The given parabola can be expressed in the standard form \(y = ax^2 + bx + c\) where \(a = 1\), \(b = 20\), and \(c = 84\). To find the roots, you can use the quadratic formula \(x = \frac{-b \pm \sqrt{b^2 - 4ac}}{2a}\). Calculating the discriminant: \(b^2 - 4ac = 20^2 - 4(1)(84) = 400 - 336 = 64\). This positive value indicates two real roots. Now, finding the roots: 1. \(x_1 = \frac{-20 + 8}{2} = -6\) 2. \(x_2 = \frac{-20 - 8}{2} = -14\) Next, to find the vertex, use the formula \(x_v = -\frac{b}{2a} = -\frac{20}{2(1)} = -10\). We can then find the corresponding y-coordinate: \(y_v = (-10)^2 + 20(-10) + 84 = 100 - 200 + 84 = -16\), making the vertex \((-10, -16)\).
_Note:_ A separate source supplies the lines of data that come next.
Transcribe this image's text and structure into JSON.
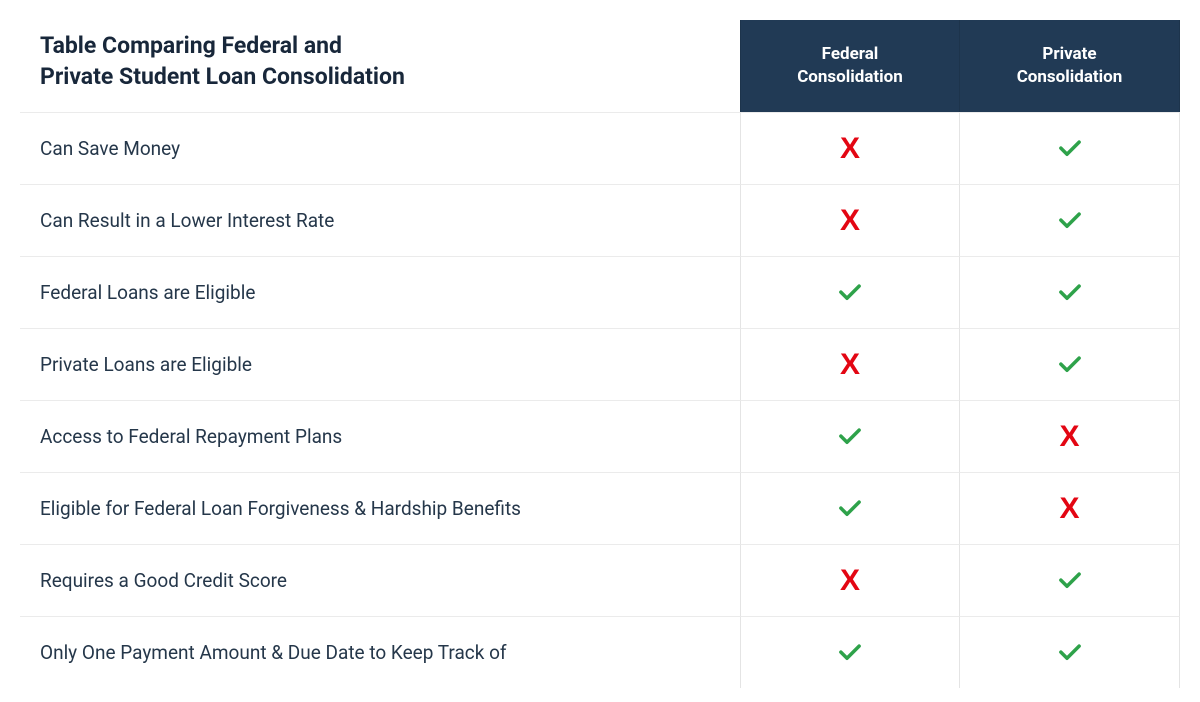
{
  "title": "Table Comparing Federal and\nPrivate Student Loan Consolidation",
  "colors": {
    "header_bg": "#213a55",
    "header_text": "#ffffff",
    "title_text": "#18273a",
    "feature_text": "#25374a",
    "check": "#2ea24a",
    "x": "#e30613",
    "row_border": "rgba(0,0,0,0.08)"
  },
  "columns": [
    {
      "id": "federal",
      "label": "Federal\nConsolidation"
    },
    {
      "id": "private",
      "label": "Private\nConsolidation"
    }
  ],
  "rows": [
    {
      "feature": "Can Save Money",
      "federal": "x",
      "private": "check"
    },
    {
      "feature": "Can Result in a Lower Interest Rate",
      "federal": "x",
      "private": "check"
    },
    {
      "feature": "Federal Loans are Eligible",
      "federal": "check",
      "private": "check"
    },
    {
      "feature": "Private Loans are Eligible",
      "federal": "x",
      "private": "check"
    },
    {
      "feature": "Access to Federal Repayment Plans",
      "federal": "check",
      "private": "x"
    },
    {
      "feature": "Eligible for Federal Loan Forgiveness & Hardship Benefits",
      "federal": "check",
      "private": "x"
    },
    {
      "feature": "Requires a Good Credit Score",
      "federal": "x",
      "private": "check"
    },
    {
      "feature": "Only One Payment Amount & Due Date to Keep Track of",
      "federal": "check",
      "private": "check"
    }
  ]
}
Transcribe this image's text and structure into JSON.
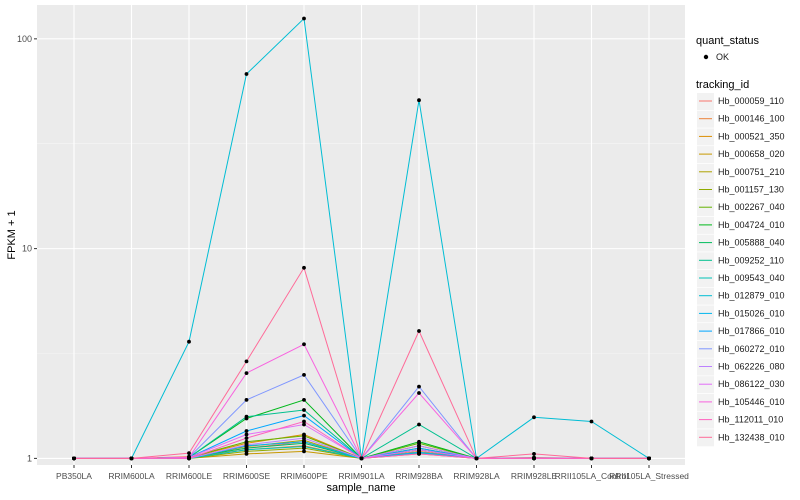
{
  "chart_data": {
    "type": "line",
    "xlabel": "sample_name",
    "ylabel": "FPKM + 1",
    "yscale": "log10",
    "ylim": [
      0.93,
      145
    ],
    "yticks": [
      {
        "value": 1,
        "label": "1"
      },
      {
        "value": 10,
        "label": "10"
      },
      {
        "value": 100,
        "label": "100"
      }
    ],
    "categories": [
      "PB350LA",
      "RRIM600LA",
      "RRIM600LE",
      "RRIM600SE",
      "RRIM600PE",
      "RRIM901LA",
      "RRIM928BA",
      "RRIM928LA",
      "RRIM928LE",
      "RRII105LA_Control",
      "RRII105LA_Stressed"
    ],
    "legend": {
      "quant_title": "quant_status",
      "quant_label": "OK",
      "tracking_title": "tracking_id"
    },
    "series": [
      {
        "name": "Hb_000059_110",
        "color": "#F8766D",
        "values": [
          1,
          1,
          1.02,
          1.12,
          1.2,
          1,
          1.1,
          1,
          1.01,
          1,
          1
        ]
      },
      {
        "name": "Hb_000146_100",
        "color": "#EC8239",
        "values": [
          1,
          1,
          1.01,
          1.1,
          1.15,
          1,
          1.08,
          1,
          1,
          1,
          1
        ]
      },
      {
        "name": "Hb_000521_350",
        "color": "#DB8E00",
        "values": [
          1,
          1,
          1.01,
          1.18,
          1.3,
          1,
          1.15,
          1,
          1,
          1,
          1
        ]
      },
      {
        "name": "Hb_000658_020",
        "color": "#C79800",
        "values": [
          1,
          1,
          1,
          1.05,
          1.08,
          1,
          1.05,
          1,
          1,
          1,
          1
        ]
      },
      {
        "name": "Hb_000751_210",
        "color": "#AEA200",
        "values": [
          1,
          1,
          1.01,
          1.14,
          1.22,
          1,
          1.12,
          1,
          1,
          1,
          1
        ]
      },
      {
        "name": "Hb_001157_130",
        "color": "#8FAA00",
        "values": [
          1,
          1,
          1,
          1.08,
          1.12,
          1,
          1.06,
          1,
          1,
          1,
          1
        ]
      },
      {
        "name": "Hb_002267_040",
        "color": "#64B200",
        "values": [
          1,
          1,
          1.01,
          1.2,
          1.28,
          1,
          1.18,
          1,
          1,
          1,
          1
        ]
      },
      {
        "name": "Hb_004724_010",
        "color": "#00B81B",
        "values": [
          1,
          1,
          1.01,
          1.55,
          1.9,
          1,
          1.2,
          1,
          1,
          1,
          1
        ]
      },
      {
        "name": "Hb_005888_040",
        "color": "#00BD5C",
        "values": [
          1,
          1,
          1.01,
          1.12,
          1.18,
          1,
          1.1,
          1,
          1,
          1,
          1
        ]
      },
      {
        "name": "Hb_009252_110",
        "color": "#00C08E",
        "values": [
          1,
          1,
          1.01,
          1.58,
          1.7,
          1,
          1.45,
          1,
          1,
          1,
          1
        ]
      },
      {
        "name": "Hb_009543_040",
        "color": "#00C1B7",
        "values": [
          1,
          1,
          1,
          1.1,
          1.14,
          1,
          1.06,
          1,
          1,
          1,
          1
        ]
      },
      {
        "name": "Hb_012879_010",
        "color": "#00BDD4",
        "values": [
          1,
          1,
          3.6,
          68,
          125,
          1,
          51,
          1,
          1.57,
          1.5,
          1
        ]
      },
      {
        "name": "Hb_015026_010",
        "color": "#00B5EE",
        "values": [
          1,
          1,
          1,
          1.15,
          1.2,
          1,
          1.07,
          1,
          1,
          1,
          1
        ]
      },
      {
        "name": "Hb_017866_010",
        "color": "#00A7FF",
        "values": [
          1,
          1,
          1.01,
          1.35,
          1.6,
          1,
          1.12,
          1,
          1,
          1,
          1
        ]
      },
      {
        "name": "Hb_060272_010",
        "color": "#7F96FF",
        "values": [
          1,
          1,
          1.01,
          1.9,
          2.5,
          1,
          2.2,
          1,
          1,
          1,
          1
        ]
      },
      {
        "name": "Hb_062226_080",
        "color": "#BC81FF",
        "values": [
          1,
          1,
          1,
          1.16,
          1.25,
          1,
          1.15,
          1,
          1,
          1,
          1
        ]
      },
      {
        "name": "Hb_086122_030",
        "color": "#E26EF7",
        "values": [
          1,
          1,
          1.01,
          1.3,
          1.45,
          1,
          1.1,
          1,
          1,
          1,
          1
        ]
      },
      {
        "name": "Hb_105446_010",
        "color": "#F863DF",
        "values": [
          1,
          1,
          1.01,
          2.55,
          3.5,
          1,
          2.05,
          1,
          1,
          1,
          1
        ]
      },
      {
        "name": "Hb_112011_010",
        "color": "#FF62BF",
        "values": [
          1,
          1,
          1,
          1.25,
          1.5,
          1,
          1.05,
          1,
          1,
          1,
          1
        ]
      },
      {
        "name": "Hb_132438_010",
        "color": "#FF6A98",
        "values": [
          1,
          1,
          1.06,
          2.9,
          8.1,
          1,
          4.05,
          1,
          1.05,
          1,
          1
        ]
      }
    ]
  }
}
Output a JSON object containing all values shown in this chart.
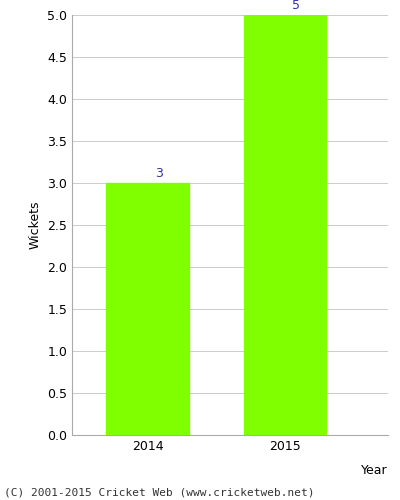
{
  "categories": [
    "2014",
    "2015"
  ],
  "values": [
    3,
    5
  ],
  "bar_color": "#7fff00",
  "label_color": "#3333aa",
  "xlabel": "Year",
  "ylabel": "Wickets",
  "ylim": [
    0,
    5.0
  ],
  "yticks": [
    0.0,
    0.5,
    1.0,
    1.5,
    2.0,
    2.5,
    3.0,
    3.5,
    4.0,
    4.5,
    5.0
  ],
  "grid_color": "#cccccc",
  "background_color": "#ffffff",
  "footer": "(C) 2001-2015 Cricket Web (www.cricketweb.net)",
  "label_fontsize": 9,
  "axis_fontsize": 9,
  "footer_fontsize": 8,
  "bar_width": 0.6
}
Now choose two additional points such as: - For \(x= -12\): \(y = (-12)^2 + 20(-12) + 84 = 144 - 240 + 84 = -12\). - For \(x= -8\): \(y = (-8)^2 + 20(-8) + 84 = 64 - 160 + 84 = -12\). So you can plot these key points: - Roots: \((-14, 0)\) and \((-6, 0)\). - Vertex: \((-10, -16)\). - Extra points: \((-12, -12)\) and \((-8, -12)\). Now, draw the parabola opening upwards and connect the dots with a smooth curve!